Just food for thought…
The Swedish “Model” for Battling the Coronavirus
by Judith Bergman • May 9, 2020 at 5:00 am
- “For a long time, Sörmlands Media has tried to get information from all the county’s municipalities on how the spread of infection in elderly care looks, how extensive it is and where it is located. The municipalities have replied that they lack knowledge about the extent of the spread of infection and have said that it is also not possible to find out. — Maria Lapenkova, Svt nyheter, May 2, 2020.
- Sörmland Media’s review, however, shows that the information is not correct and that the municipalities actively concealed the information… Some municipalities have also failed to report the number of infected persons to the National Board of Health and Welfare’s national reporting tool for orders for protective clothing. — Svt nyheter, May 2, 2020.
- As of May 6, Sweden, which has a population of 10.18 million people, had 2,854 deaths, which corresponds to 280.27 deaths per million people. In comparison, the other countries of the Nordic region, Denmark, Norway and Finland, which all went on lockdown, had 503, 215 and 246 deaths respectively, corresponding to 86.76, 40.46 and 44.58 deaths per 1 million people, respectively.

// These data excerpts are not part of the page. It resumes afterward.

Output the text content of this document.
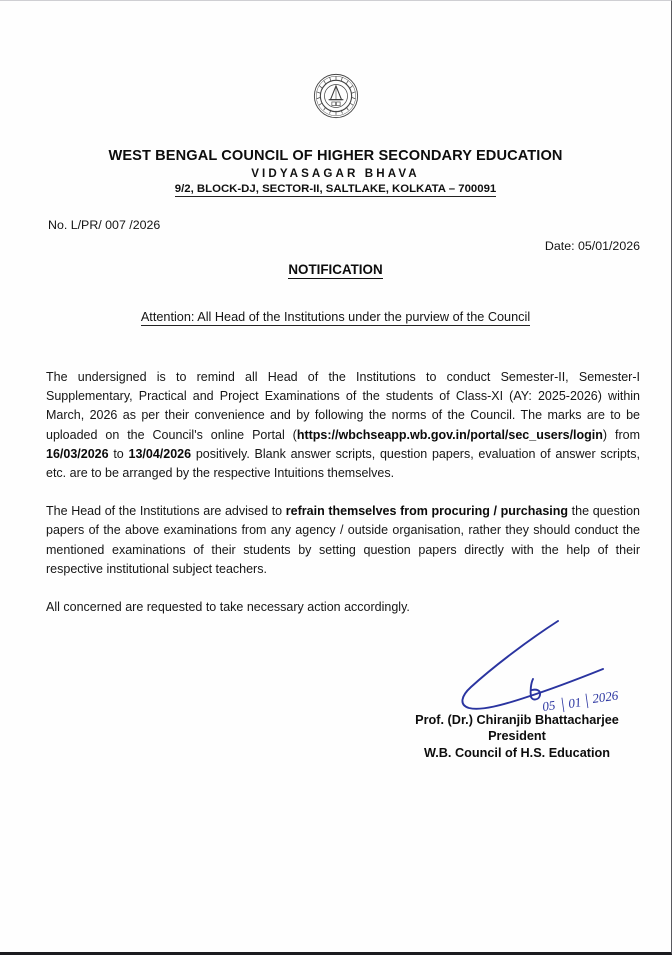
WEST BENGAL COUNCIL OF HIGHER SECONDARY EDUCATION
VIDYASAGAR BHAVA
9/2, BLOCK-DJ, SECTOR-II, SALTLAKE, KOLKATA – 700091
No. L/PR/ 007 /2026
Date: 05/01/2026
NOTIFICATION
Attention: All Head of the Institutions under the purview of the Council

The undersigned is to remind all Head of the Institutions to conduct Semester-II, Semester-I Supplementary, Practical and Project Examinations of the students of Class-XI (AY: 2025-2026) within March, 2026 as per their convenience and by following the norms of the Council. The marks are to be uploaded on the Council's online Portal (https://wbchseapp.wb.gov.in/portal/sec_users/login) from 16/03/2026 to 13/04/2026 positively. Blank answer scripts, question papers, evaluation of answer scripts, etc. are to be arranged by the respective Intuitions themselves.

The Head of the Institutions are advised to refrain themselves from procuring / purchasing the question papers of the above examinations from any agency / outside organisation, rather they should conduct the mentioned examinations of their students by setting question papers directly with the help of their respective institutional subject teachers.

All concerned are requested to take necessary action accordingly.

05 | 01 | 2026
Prof. (Dr.) Chiranjib Bhattacharjee
President
W.B. Council of H.S. Education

- “I think it’s a risky business and we don’t know anything about herd immunity. The only thing we know is that a lot of people have died. These are human beings, not just figures. And if we would have chosen another approach, this number would have been much smaller…You cannot take risks with people’s lives if you don’t know what risks you are taking”. — Dr. Stefan Hanson, a Swedish infectious disease expert, The Globe and Mail, Canada, April 30-May 1, 2020.
- WHO — and the media — might wish to reconsider using Sweden as a model.
The World Health Organization (WHO) recently described Sweden as a “model” for battling the coronavirus. “I think if we are to reach a new normal, I think in many ways Sweden represents a future model of — if we wish to get back to a society in which we don’t have lockdowns,” Dr. Mike Ryan, executive director of WHO’s Emergencies Program, said. “They’ve been doing the testing, they’ve ramped up their capacity to do intensive care quite significantly,” he added.
“And their health system has always remained within its capacity to respond to the number of cases that they’ve been experiencing… Sweden has put in place a very strong public policy around social distancing, around caring and protecting for people in long term care facilities and many other things,”.